Severe cases of El Niño (see chart), as in the 1997-98 and its related impact had caused deaths of hundreds of people and caused billions of dollars in damages in an estimated 15 countries, especially in the Panama Canal region and the east coast of Africa.
Ashish Sen, director, Patna meteorological centre, claimed that occurrence of El Niño does not necessarily mean that it would lead to drought conditions in Bihar. Based on data on sea surface temperature in the equatorial Pacific Ocean and monsoon rainfall in India between 1881 and 2013, Sen has recently studied the correlation between El Niño and drought conditions in India and particularly Bihar.
“I have assessed that eastern parts of the country, including states like Bihar, Jharkhand and Bengal, were comparatively well-off with regard to monsoon rainfall even during major drought years across the country owing to the El Niño impact.
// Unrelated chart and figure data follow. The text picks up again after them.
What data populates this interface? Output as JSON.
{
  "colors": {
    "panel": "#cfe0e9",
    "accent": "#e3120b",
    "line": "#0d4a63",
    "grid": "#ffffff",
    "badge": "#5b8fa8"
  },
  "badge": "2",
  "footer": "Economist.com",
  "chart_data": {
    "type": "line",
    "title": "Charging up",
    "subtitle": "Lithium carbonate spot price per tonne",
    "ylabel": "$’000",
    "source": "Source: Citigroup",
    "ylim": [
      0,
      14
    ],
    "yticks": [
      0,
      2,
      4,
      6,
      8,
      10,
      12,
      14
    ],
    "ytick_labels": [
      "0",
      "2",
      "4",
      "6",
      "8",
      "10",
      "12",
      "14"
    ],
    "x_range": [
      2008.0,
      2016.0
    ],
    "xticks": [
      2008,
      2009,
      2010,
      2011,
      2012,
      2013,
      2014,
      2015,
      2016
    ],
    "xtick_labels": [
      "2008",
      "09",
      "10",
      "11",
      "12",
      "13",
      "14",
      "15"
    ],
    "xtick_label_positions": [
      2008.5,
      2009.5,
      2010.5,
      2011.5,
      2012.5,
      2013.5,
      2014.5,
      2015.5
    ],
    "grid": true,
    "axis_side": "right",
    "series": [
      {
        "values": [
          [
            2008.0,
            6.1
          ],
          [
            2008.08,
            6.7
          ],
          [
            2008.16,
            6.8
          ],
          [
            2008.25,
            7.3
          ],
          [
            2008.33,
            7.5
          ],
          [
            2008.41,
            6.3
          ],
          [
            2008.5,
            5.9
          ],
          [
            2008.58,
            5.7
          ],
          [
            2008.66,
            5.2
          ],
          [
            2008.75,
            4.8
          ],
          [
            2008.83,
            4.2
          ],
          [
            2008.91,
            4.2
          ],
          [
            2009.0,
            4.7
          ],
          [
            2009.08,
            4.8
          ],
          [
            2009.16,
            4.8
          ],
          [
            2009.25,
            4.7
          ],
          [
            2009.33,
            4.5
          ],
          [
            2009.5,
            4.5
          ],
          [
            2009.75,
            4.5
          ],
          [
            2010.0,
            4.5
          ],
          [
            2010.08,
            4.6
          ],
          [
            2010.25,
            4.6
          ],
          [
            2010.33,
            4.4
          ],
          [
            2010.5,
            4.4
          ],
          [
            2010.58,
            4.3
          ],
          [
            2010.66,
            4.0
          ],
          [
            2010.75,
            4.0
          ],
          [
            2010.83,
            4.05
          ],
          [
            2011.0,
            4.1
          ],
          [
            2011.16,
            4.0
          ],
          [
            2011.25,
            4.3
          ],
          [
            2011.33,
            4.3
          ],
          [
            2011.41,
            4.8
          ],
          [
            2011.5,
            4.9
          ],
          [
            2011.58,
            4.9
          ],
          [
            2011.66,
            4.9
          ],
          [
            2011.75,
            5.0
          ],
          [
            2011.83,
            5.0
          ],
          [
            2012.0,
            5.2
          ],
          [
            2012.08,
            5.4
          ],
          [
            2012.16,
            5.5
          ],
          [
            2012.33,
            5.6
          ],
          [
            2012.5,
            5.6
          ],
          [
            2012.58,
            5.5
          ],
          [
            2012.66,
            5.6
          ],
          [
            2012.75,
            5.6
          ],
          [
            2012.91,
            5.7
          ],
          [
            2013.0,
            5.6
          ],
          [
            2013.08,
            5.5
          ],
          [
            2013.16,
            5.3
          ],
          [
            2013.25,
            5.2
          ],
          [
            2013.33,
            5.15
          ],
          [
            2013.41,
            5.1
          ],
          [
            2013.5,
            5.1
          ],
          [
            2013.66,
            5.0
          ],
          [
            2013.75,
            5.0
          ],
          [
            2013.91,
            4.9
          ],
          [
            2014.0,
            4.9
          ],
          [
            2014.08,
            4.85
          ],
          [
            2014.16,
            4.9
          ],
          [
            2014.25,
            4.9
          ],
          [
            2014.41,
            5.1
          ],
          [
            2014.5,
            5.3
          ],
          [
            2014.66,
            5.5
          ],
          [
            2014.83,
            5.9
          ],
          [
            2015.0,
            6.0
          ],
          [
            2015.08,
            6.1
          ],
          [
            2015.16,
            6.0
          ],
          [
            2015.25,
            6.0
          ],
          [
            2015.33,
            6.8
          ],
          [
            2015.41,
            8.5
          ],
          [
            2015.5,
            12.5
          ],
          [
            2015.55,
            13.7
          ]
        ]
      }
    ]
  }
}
This is basically because of the fact that monsoon rainfall in eastern India is largely influenced by local weather factors over the Bay of Bengal as well,” said Sen.
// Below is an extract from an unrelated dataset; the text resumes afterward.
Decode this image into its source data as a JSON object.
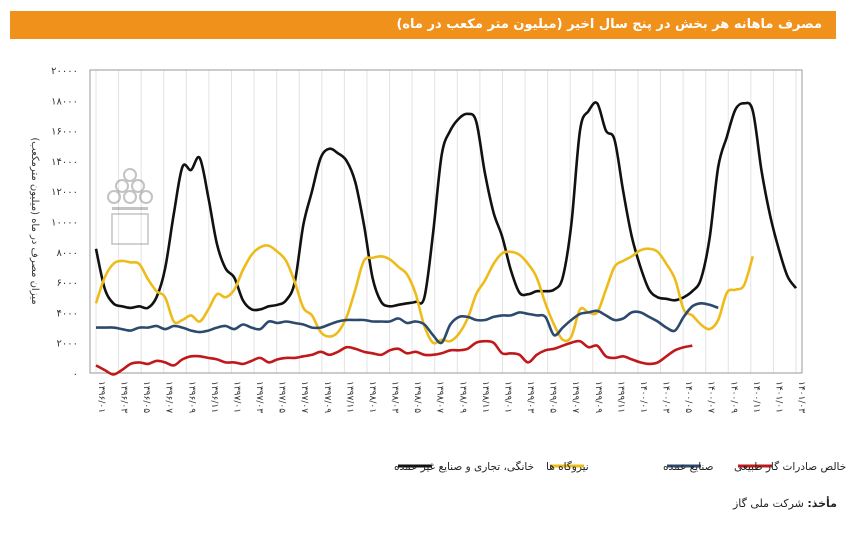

The Met chief added that monsoon depressions — severe low-pressure conditions over the Bay of Bengal are the biggest factors influencing monsoon rainfall in eastern India.
“Normally, 10 to 11 depressions form over the bay during the monsoon months. According to the present conditions, the sea surface temperature in the bay looks favourable. Thus, we expect that normal number of depressions would form during the monsoon months, which, in turn, would keep the total rainfall at around 99 per cent even if the country as a whole receives deficient rainfall due to El Niño,” said Sen.
Pradhan Parthsarthy, secretary, Bihar chapter of India Meteorological Society and professor at Central University of Bihar, who has also studied El Niño, also claimed that formation of monsoon depressions would be crucial to avert drought conditions in the state for the third consecutive year.
The state received 30 per cent deficient rainfall in the 2013 monsoon, making it the lowest rainfall in the past decade. The monsoon rainfall in 2012 was 20 per cent deficient.